Your Chicago: Jokes And Notes Comedy Club
(CBS) – Making money by making people laugh is one of the hardest jobs out there, But Mary Lindsey has become a pro.
For years, Lil Rel Howery was working in the stockroom at Victoria's Secret.
Now he's on the comedy fast track, working on a pilot and shooting a Comedy Central special.
How did he get there?
Mary Lindsey.
Once an executive with the Chicago Board of Trade, Lindsey was dating a man who said this to her: "I think we should open a comedy club because there is no platform for African-American comics."
And so they did. All Jokes Aside became a destination, propelling the careers of Chris Rock, Steve Harvey and Dave Chappelle.

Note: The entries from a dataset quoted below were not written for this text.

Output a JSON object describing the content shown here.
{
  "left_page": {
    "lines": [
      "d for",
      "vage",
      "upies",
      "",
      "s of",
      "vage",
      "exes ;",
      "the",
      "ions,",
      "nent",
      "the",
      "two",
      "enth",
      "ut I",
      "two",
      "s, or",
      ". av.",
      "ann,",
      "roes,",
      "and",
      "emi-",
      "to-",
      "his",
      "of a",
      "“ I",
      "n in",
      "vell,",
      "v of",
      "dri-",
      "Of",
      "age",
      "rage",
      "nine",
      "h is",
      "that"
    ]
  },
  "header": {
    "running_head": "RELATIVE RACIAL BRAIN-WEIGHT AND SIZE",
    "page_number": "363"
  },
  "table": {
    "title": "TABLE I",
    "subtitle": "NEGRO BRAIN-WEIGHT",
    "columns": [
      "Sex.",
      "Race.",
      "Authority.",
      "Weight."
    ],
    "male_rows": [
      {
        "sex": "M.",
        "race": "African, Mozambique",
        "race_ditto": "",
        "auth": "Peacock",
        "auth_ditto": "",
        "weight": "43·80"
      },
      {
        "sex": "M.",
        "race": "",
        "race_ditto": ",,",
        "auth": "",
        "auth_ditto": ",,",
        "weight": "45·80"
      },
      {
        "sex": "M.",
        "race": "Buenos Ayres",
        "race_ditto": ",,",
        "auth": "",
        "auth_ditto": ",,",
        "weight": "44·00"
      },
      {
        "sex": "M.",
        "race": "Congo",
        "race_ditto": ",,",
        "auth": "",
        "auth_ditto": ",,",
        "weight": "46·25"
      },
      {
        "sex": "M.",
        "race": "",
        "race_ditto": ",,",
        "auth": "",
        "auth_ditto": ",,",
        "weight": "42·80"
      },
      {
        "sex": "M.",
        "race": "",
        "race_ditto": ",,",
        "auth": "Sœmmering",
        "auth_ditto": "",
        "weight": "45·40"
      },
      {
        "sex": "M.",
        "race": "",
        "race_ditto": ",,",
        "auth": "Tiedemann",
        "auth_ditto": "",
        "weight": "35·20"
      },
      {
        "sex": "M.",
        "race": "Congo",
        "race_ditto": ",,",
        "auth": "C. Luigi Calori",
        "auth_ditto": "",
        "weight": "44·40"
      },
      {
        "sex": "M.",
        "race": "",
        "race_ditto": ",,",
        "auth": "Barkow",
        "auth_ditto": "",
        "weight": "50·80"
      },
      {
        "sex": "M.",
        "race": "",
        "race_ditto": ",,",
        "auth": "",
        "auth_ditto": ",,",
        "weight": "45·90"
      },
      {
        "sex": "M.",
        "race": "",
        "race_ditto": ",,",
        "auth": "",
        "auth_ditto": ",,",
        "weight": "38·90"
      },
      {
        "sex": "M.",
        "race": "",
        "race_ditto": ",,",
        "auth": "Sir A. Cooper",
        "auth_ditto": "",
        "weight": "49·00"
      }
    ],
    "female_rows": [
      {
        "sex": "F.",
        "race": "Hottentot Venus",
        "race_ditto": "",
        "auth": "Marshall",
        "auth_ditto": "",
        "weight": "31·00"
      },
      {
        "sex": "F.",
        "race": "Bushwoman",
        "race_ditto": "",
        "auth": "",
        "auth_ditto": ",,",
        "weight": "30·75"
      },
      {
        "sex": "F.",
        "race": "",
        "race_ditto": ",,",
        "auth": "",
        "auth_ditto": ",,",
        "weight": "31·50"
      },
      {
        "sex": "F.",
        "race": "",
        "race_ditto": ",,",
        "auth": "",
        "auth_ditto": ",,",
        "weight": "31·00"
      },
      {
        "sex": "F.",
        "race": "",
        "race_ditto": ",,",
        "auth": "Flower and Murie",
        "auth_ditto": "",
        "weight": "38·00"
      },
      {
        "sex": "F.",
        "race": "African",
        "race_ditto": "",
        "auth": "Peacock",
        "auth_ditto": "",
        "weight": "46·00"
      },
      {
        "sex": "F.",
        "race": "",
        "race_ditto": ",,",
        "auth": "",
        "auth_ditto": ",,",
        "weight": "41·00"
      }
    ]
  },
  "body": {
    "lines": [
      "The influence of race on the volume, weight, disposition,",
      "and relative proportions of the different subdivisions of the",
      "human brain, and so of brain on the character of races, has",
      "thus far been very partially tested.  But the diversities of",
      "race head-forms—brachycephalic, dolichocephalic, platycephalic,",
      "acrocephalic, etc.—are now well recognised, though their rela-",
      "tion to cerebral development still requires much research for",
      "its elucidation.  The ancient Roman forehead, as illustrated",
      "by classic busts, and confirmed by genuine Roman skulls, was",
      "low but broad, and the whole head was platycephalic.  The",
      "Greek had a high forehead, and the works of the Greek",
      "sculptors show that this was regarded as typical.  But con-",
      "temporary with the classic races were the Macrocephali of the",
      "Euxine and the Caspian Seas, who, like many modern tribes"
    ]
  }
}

"I came from a very white world to a very black world. And I was like "OK, I got this. I can do this," Lindsey says.
She's a tough task master who times every comedian and kicks off the ones who go too long. She also takes great pride in crafting the careers of comedians like Howery.
"To be honest with you, I wouldn't have been on TV since '06 if it weren't for this club," he says.
Jokes and Notes is located on Martin Luther King Drive in Bronzeville.
Lindsey's story is going to be the focus of a documentary called "Phunny Business." The film paints her as being very tough. But she says without that toughness the club and the subsequent careers wouldn't have happened.